One of my college friends, M, is single and very aloof to the whole 'wedding etiquette' thing. She attended my wedding last year and it was great having her there - no gift was required, of course. However, about 2 weeks later she called and said, "Oh, I have to mail your present." The gift never arrived. And although I claimed that I didn't really care, it did bother me that she never sent anything, not even a card. But whatever, I moved on. Everything has been fine between us, we hang out a few times a month, and we're cool.

Cue to last weekend, right before our friend D's wedding. M called me in a panic from the mall the night before the wedding and asked "Is D registered anywhere?" So I told her the two places D had a registry. She asked me what I got her. She asked whether gift cards were tacky. And on and on it went - loads of wedding gift questions directed my way. And the whole time I was thinking, "YOU never got ME a present!!! Why are you asking me what to get someone else for a wedding gift?"

I think M, as great as she is, was raised without many "social graces". I had to tell her just a few months ago that it's considered impolite to show up at a BBQ empty-handed. She was ready to roll in as is, and I asked what she was bringing to our friends' party she looked at me confused. So I suggested a nice bottle of wine or some dessert. :rolleyes:

So...should I confront her and ask whether she ever mailed me anything (in case she did and I never thanked her?), drop it and move on, or something else??

What would YOU do?

tlew12778
06-16-2006, 10:46 AM
Nothing. What can you do? It'd be rude to say anything to her. Maybe she was broke last year and has money to spend on a gift this year?

jimmysgirl424
06-16-2006, 10:51 AM
I don't really think there is polite (non-offensive) way to ask her. I guess I would probably just let it go.

IrisHope
06-16-2006, 10:51 AM
The same thing happened to us. DHs work colleague didn't get us a present and kept telling him she had to get him something. It never arrived. We all went to a wedding of another colleague and she brought a big gift for that person. The thing is she is known for her etiquette which makes it even stranger. There's nothing you can do but wonder what the heck was going on.

IrishMeg
06-16-2006, 10:52 AM
Nothing. There is really nothing you can do.

CLW4KU
06-16-2006, 10:54 AM
I would say, "hmmm....what did you get me again?".....but then again...I would probably just say that under my breath. I think saying nothing is probably the best bet. Gift cards are never tacky though....IMO.

bluberry
06-16-2006, 10:54 AM
Your friend sounds pretty clueless. Of course that wouldn't stop me from saying something to her in passing along the lines of, "that's really thoughtful of you to get her a wedding gift".

maplekitty
06-16-2006, 10:55 AM
Unfortunately, it's one of those things that you can't really say anything about, unless she brings it up - such as "hey, have you used the ____ I gave you for your wedding??", in which case you would know that she did actually get you something and it was lost. Or "You know, I still havnt sent your wedding gift yet..." and then you know that you indeed have no received anything.
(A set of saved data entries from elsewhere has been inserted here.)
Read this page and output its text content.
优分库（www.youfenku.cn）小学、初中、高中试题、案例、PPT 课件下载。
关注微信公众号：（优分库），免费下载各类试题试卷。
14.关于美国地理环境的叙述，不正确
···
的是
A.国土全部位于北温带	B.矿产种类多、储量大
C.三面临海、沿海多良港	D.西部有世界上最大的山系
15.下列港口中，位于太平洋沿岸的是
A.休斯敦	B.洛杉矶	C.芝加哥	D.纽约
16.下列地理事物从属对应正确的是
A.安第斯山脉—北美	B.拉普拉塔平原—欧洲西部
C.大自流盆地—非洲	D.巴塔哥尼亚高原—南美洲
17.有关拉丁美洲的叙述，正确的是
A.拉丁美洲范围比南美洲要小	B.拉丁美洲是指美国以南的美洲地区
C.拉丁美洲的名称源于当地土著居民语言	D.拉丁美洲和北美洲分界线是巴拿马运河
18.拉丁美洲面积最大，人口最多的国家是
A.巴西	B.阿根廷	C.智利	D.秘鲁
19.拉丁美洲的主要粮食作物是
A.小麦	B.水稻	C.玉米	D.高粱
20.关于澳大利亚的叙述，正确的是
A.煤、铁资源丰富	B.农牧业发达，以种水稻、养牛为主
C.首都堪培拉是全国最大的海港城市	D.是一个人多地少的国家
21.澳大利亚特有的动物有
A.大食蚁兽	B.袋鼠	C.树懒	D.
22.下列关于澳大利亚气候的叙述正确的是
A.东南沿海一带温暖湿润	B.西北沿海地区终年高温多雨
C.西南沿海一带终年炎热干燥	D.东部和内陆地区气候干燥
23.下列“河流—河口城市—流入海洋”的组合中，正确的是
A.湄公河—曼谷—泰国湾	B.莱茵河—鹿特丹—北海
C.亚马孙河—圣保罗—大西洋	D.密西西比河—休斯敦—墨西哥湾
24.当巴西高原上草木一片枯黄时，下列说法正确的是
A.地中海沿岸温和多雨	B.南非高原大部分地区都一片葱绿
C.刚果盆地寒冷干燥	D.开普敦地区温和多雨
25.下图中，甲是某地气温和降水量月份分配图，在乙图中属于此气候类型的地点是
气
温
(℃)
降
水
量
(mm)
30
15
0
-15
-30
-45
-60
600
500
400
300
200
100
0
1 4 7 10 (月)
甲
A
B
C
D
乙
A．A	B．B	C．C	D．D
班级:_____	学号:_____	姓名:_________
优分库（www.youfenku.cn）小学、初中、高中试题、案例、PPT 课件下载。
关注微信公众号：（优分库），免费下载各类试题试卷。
A similar thing happened with me. My grown ex-step-sister and ex-step-mom (has since divorced from my dad, but they are still family to me) attended my wedding. I never got a present or even a card from either of them. They are very good about etiquette and always taught me about thank you notes while I was growing up. So, what was I to do?? I thought perhaps they just didn't want to bring it to the weddin and were going to give it to me in person. Nope, no mention of it. Well, I didn't send a thank you card because I didn't get anything from them to thank - so now we;re left at wondering did they actually bring someting (gift or gift card in a card) and it was lost at teh reception and *I'm* in the bad for not sending them a thank you note. Obviously it's equally rude to ask about not receiving a thank you note, so they've never said anything to me. At this point, I'm just leaving it at that. Neither of us has said anything, so leave it at that.

As for your friend, if you know she lacks in social graces, then help her out as much as you can, and just leave the wedding gift saga in the past - there is really nothing you can do about it at this point.

wendalah
06-16-2006, 10:56 AM
I'd drop it and let it go, because until I got married, I was clueless on wedding etiquette myself. I'd just consider it karma for my own bad behavior.

IrisHope
06-16-2006, 10:57 AM
Why don't you suggest she buy them what she bought you.... ;)

kmmommy
06-16-2006, 11:00 AM
I agree that you should just let it go. We experienced the same thing with a friend when we were married. It's not worth the hassle to question what happened IMO.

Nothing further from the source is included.